Você é também autor do roteiro, certo? O que lhe atraiu nessa história?
Sim, escrevi junto com um amigo, o Dale Nall, que nunca havia feito cinema antes. Tudo isso faz parte desse processo libertário. Queria proporcionar essa experiência para diferentes pessoas, com origens distintas, tudo em um momento histórico cultural tão diverso como o que vivemos hoje. Mostrar que tudo é possível, sem filtro, com muita honestidade. Crescer é importante, e passar por isso faz parte do processo. Talvez não necessariamente no verão logo após terminar às aulas, mas há sempre um momento na vida de revelações.

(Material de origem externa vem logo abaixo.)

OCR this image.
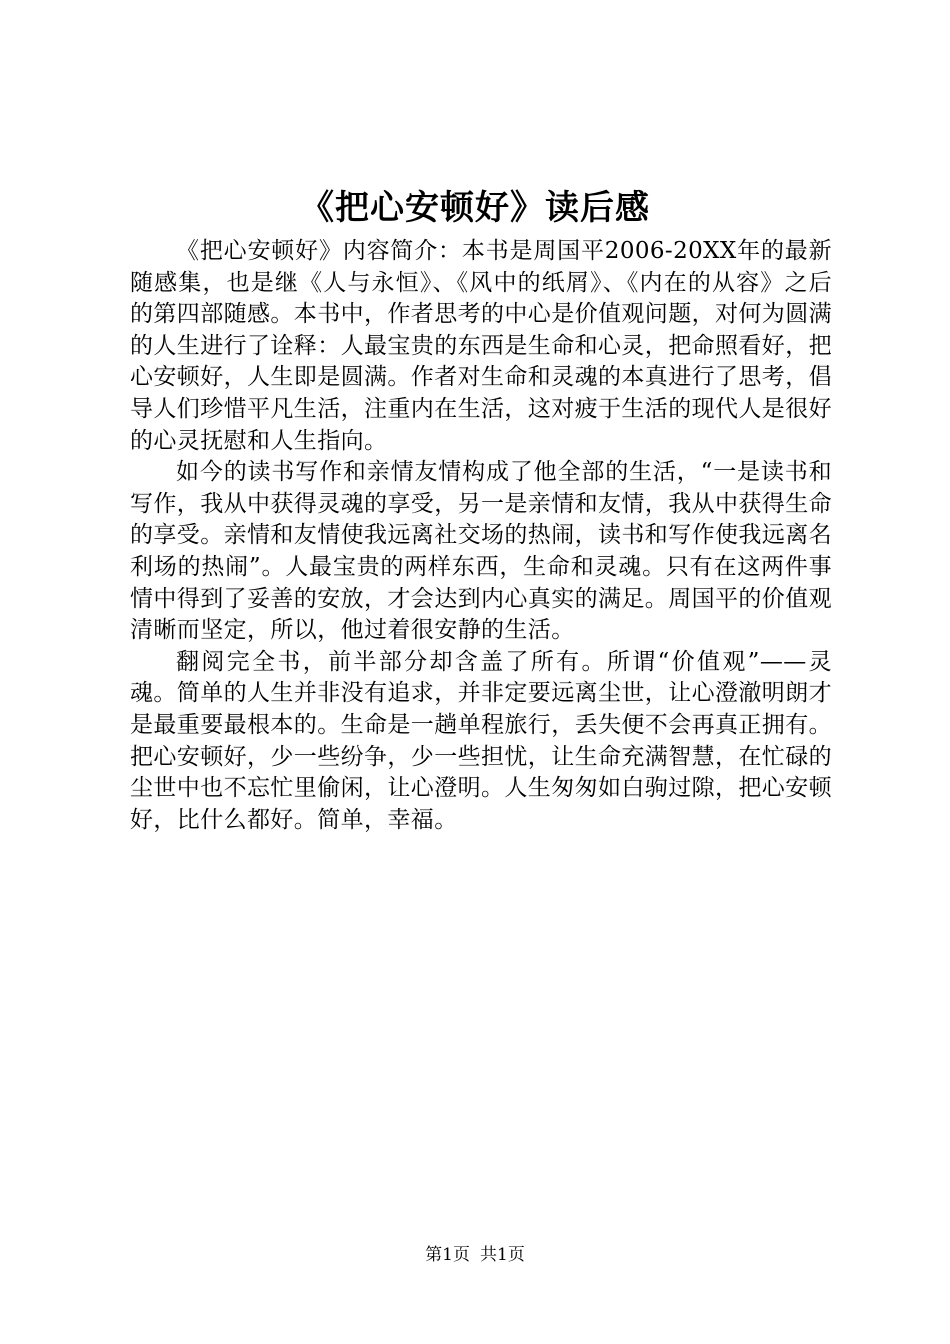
《把心安顿好》读后感

《把心安顿好》内容简介：本书是周国平2006-20XX年的最新随感集，也是继《人与永恒》、《风中的纸屑》、《内在的从容》之后的第四部随感。本书中，作者思考的中心是价值观问题，对何为圆满的人生进行了诠释：人最宝贵的东西是生命和心灵，把命照看好，把心安顿好，人生即是圆满。作者对生命和灵魂的本真进行了思考，倡导人们珍惜平凡生活，注重内在生活，这对疲于生活的现代人是很好的心灵抚慰和人生指向。

如今的读书写作和亲情友情构成了他全部的生活，“一是读书和写作，我从中获得灵魂的享受，另一是亲情和友情，我从中获得生命的享受。亲情和友情使我远离社交场的热闹，读书和写作使我远离名利场的热闹”。人最宝贵的两样东西，生命和灵魂。只有在这两件事情中得到了妥善的安放，才会达到内心真实的满足。周国平的价值观清晰而坚定，所以，他过着很安静的生活。

翻阅完全书，前半部分却含盖了所有。所谓“价值观”——灵魂。简单的人生并非没有追求，并非定要远离尘世，让心澄澈明朗才是最重要最根本的。生命是一趟单程旅行，丢失便不会再真正拥有。把心安顿好，少一些纷争，少一些担忧，让生命充满智慧，在忙碌的尘世中也不忘忙里偷闲，让心澄明。人生匆匆如白驹过隙，把心安顿好，比什么都好。简单，幸福。

第1页 共1页
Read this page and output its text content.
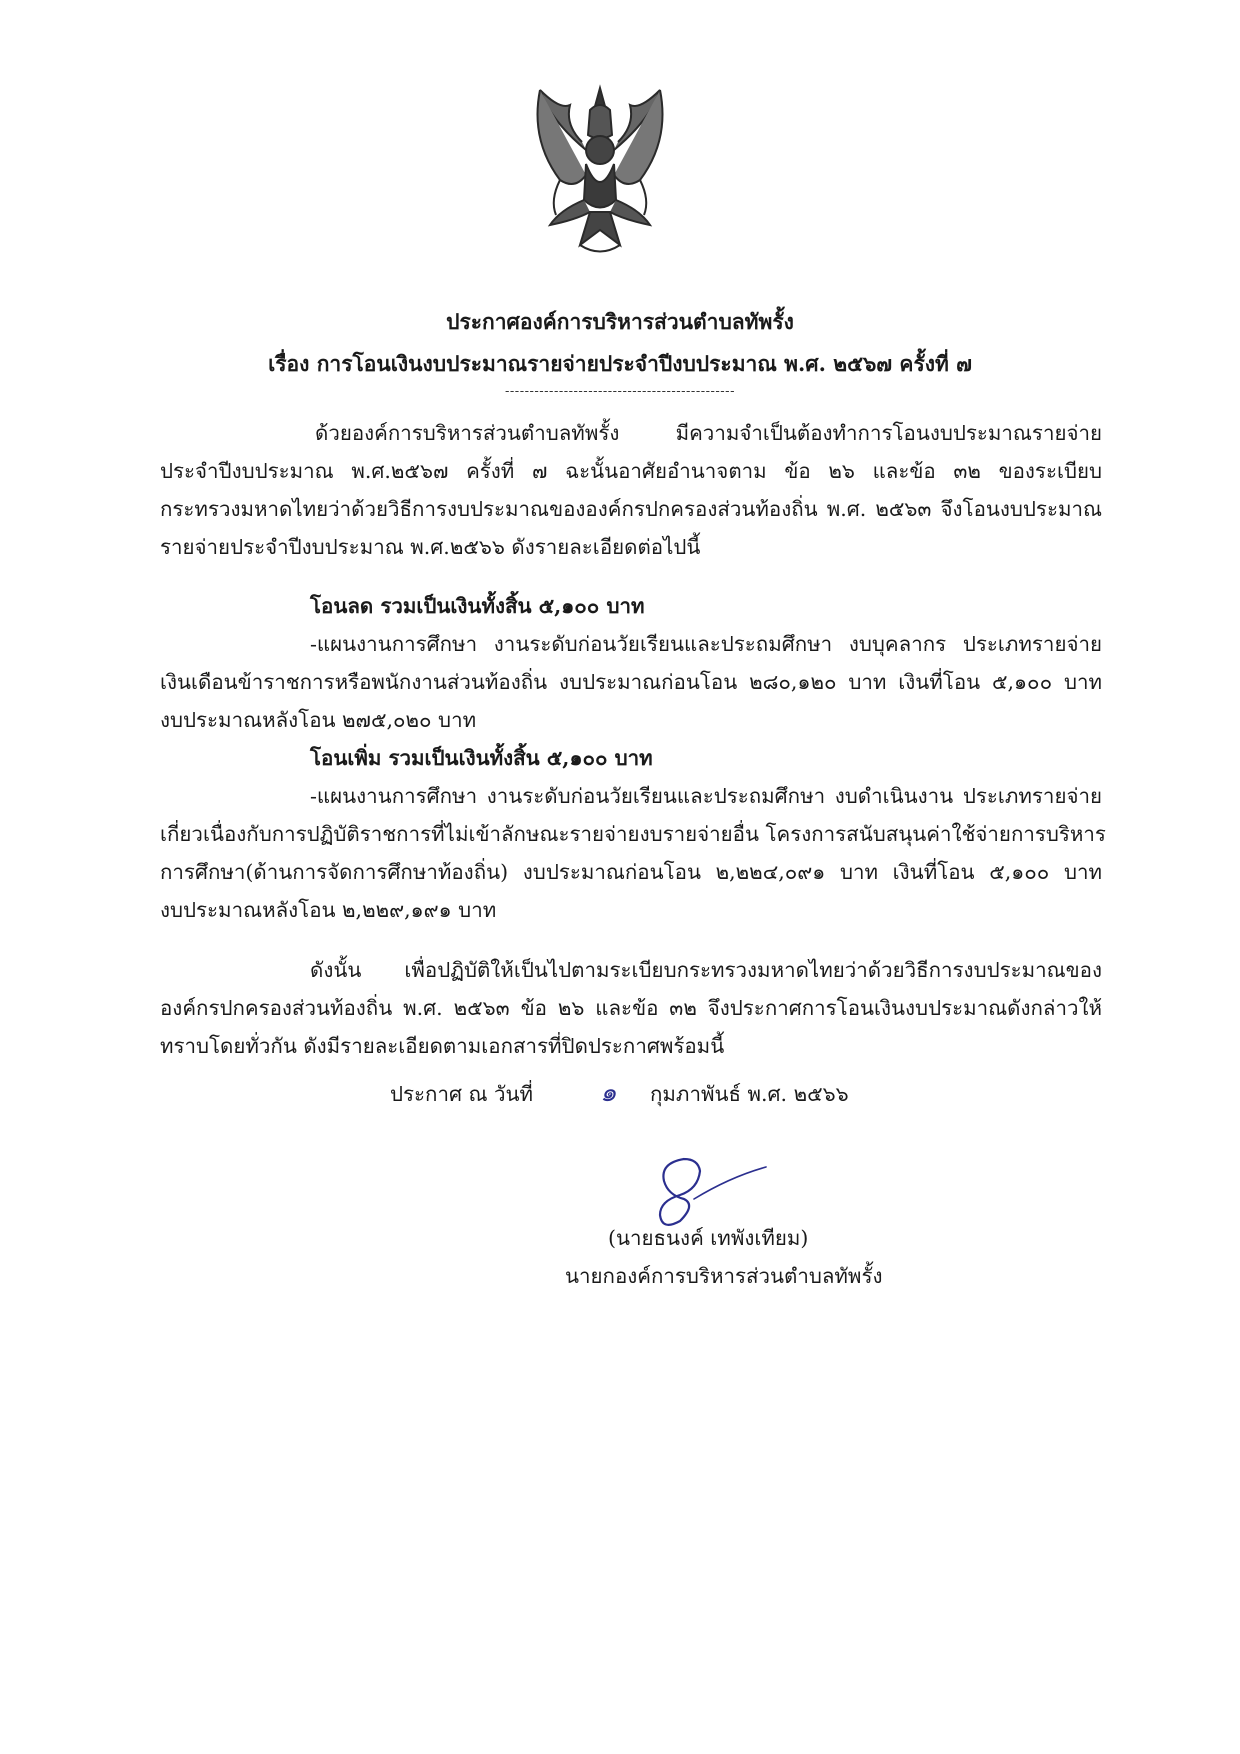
ประกาศองค์การบริหารส่วนตำบลทัพรั้ง
เรื่อง การโอนเงินงบประมาณรายจ่ายประจำปีงบประมาณ พ.ศ. ๒๕๖๗ ครั้งที่ ๗
-----------------------------------------------
ด้วยองค์การบริหารส่วนตำบลทัพรั้ง มีความจำเป็นต้องทำการโอนงบประมาณรายจ่าย
ประจำปีงบประมาณ พ.ศ.๒๕๖๗ ครั้งที่ ๗ ฉะนั้นอาศัยอำนาจตาม ข้อ ๒๖ และข้อ ๓๒ ของระเบียบ
กระทรวงมหาดไทยว่าด้วยวิธีการงบประมาณขององค์กรปกครองส่วนท้องถิ่น พ.ศ. ๒๕๖๓ จึงโอนงบประมาณ
รายจ่ายประจำปีงบประมาณ พ.ศ.๒๕๖๖ ดังรายละเอียดต่อไปนี้
โอนลด รวมเป็นเงินทั้งสิ้น ๕,๑๐๐ บาท
-แผนงานการศึกษา งานระดับก่อนวัยเรียนและประถมศึกษา งบบุคลากร ประเภทรายจ่าย
เงินเดือนข้าราชการหรือพนักงานส่วนท้องถิ่น งบประมาณก่อนโอน ๒๘๐,๑๒๐ บาท เงินที่โอน ๕,๑๐๐ บาท
งบประมาณหลังโอน ๒๗๕,๐๒๐ บาท
โอนเพิ่ม รวมเป็นเงินทั้งสิ้น ๕,๑๐๐ บาท
-แผนงานการศึกษา งานระดับก่อนวัยเรียนและประถมศึกษา งบดำเนินงาน ประเภทรายจ่าย
เกี่ยวเนื่องกับการปฏิบัติราชการที่ไม่เข้าลักษณะรายจ่ายงบรายจ่ายอื่น โครงการสนับสนุนค่าใช้จ่ายการบริหาร
การศึกษา(ด้านการจัดการศึกษาท้องถิ่น) งบประมาณก่อนโอน ๒,๒๒๔,๐๙๑ บาท เงินที่โอน ๕,๑๐๐ บาท
งบประมาณหลังโอน ๒,๒๒๙,๑๙๑ บาท
ดังนั้น เพื่อปฏิบัติให้เป็นไปตามระเบียบกระทรวงมหาดไทยว่าด้วยวิธีการงบประมาณของ
องค์กรปกครองส่วนท้องถิ่น พ.ศ. ๒๕๖๓ ข้อ ๒๖ และข้อ ๓๒ จึงประกาศการโอนเงินงบประมาณดังกล่าวให้
ทราบโดยทั่วกัน ดังมีรายละเอียดตามเอกสารที่ปิดประกาศพร้อมนี้
ประกาศ ณ วันที่	๑ กุมภาพันธ์ พ.ศ. ๒๕๖๖
(นายธนงค์ เทพังเทียม)
นายกองค์การบริหารส่วนตำบลทัพรั้ง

O que há lá fora? Um novo mundo a ser descoberto!

 

Assim como Marco, que saiu de Roma para ter uma nova experiência de vida em São Francisco, você também saiu da Itália para trabalhar em Hollywood. Como você avalia esse processo?
Bom, não foi um acidente, foi algo muito planejado. Neste ponto, fui muito mais organizado do que o Marco, isso posso garantir. Quis fazer este filme porque estava um pouco cansado do sistema de Hollywood. O que não significa, também, que não quero voltar a trabalhar por lá – ainda farei outros, é claro. Mas, nesse momento da minha vida, queria falar do meu ponto de vista, mostrar como é a América e a Itália que eu conheço, criar uma experiência similar àquela que eu passei tantos anos atrás. Eu também sentia muitas saudades da minha casa, da minha cidade. Vou continuar aqui e lá, fazendo filmes onde me sentir mais à vontade, com todas as possibilidades sempre em aberto.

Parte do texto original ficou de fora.